This study addresses “timing-induced interaction failures” in LTE and 5G core networks, a class of faults caused by improper sequencing of control-plane interactions. The work presents the first systematic definition and classification of such failures and introduces Kairos, a lightweight black-box testing framework that requires no prior knowledge of protocol specifications. By modeling control-plane interaction patterns, injecting timing perturbations, and leveraging automated testing, Kairos effectively uncovers timing-related defects in both open-source and commercial core network implementations. Evaluation on two open-source and two commercial systems revealed 20 previously unknown vulnerabilities and successfully reproduced 34 known issues, demonstrating the prevalence of timing-induced failures and filling a critical gap in existing research on temporal fault detection in cellular core networks.

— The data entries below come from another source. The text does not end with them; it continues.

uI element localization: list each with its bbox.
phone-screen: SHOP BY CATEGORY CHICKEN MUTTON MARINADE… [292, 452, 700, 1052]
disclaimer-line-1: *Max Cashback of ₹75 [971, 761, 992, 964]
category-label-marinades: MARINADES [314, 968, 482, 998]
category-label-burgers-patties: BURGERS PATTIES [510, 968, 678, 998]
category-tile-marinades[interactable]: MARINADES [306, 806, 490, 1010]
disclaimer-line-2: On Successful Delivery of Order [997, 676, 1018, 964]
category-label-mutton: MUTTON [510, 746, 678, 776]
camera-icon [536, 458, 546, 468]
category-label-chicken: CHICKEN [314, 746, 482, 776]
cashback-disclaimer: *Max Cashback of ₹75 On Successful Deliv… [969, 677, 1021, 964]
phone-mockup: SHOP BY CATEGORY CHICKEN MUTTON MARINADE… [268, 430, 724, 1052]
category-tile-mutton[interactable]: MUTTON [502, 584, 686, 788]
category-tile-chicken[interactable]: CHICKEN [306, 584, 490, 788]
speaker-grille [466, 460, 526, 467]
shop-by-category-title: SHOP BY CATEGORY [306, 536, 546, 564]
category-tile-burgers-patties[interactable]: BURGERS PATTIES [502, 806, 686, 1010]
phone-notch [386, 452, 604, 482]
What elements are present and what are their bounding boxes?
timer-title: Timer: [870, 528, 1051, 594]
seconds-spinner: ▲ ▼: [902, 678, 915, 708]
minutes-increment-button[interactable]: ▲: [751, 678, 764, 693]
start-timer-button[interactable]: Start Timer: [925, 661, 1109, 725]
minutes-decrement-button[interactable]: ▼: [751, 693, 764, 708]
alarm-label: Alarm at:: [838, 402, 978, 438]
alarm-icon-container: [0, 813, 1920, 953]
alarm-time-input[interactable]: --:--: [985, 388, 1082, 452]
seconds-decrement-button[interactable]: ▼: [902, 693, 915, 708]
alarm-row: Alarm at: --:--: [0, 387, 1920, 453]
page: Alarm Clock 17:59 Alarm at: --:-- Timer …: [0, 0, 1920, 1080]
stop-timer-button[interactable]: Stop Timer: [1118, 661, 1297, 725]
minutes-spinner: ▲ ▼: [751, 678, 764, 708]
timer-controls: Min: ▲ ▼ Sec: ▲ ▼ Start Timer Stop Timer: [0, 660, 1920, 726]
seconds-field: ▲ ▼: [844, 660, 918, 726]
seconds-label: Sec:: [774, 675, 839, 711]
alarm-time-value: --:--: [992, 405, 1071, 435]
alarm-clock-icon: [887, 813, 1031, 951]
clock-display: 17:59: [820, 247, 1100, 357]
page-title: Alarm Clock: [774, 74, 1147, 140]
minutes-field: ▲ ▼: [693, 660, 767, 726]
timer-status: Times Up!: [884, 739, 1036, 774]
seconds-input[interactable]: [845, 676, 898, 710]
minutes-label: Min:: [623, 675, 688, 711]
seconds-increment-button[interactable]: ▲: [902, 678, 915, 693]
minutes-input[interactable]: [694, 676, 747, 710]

As cellular core networks evolve toward distributed and cloud-native architectures, control-plane interactions become more intricate and bring new challenges. Among these challenges, we find that introducing specific timing between two control-plane interactions can cause network function crash, which we define as timing-induced interaction failures. Prior research primarily addresses identifying malformed inputs and specification violations, while timing-induced interaction failures remain largely unexplored. In this paper, we conduct a systematic study of timing-induced interaction failures in LTE and 5G core networks. First, we establish a taxonomy of control-plane interaction patterns and analyze the failure modes of each pattern. Then, we design and implement Kairos, a lightweight testing framework to expose timing-induced interaction failures without analyzing cellular standard documents. Evaluating Kairos on two open source and two commercial LTE and 5G core networks, we uncover 20 new vulnerabilities and reproduce 34 existing issues. Our results show that timing-induced interaction failures are prevalent in LTE and 5G core networks and should be explicitly considered in future specifications.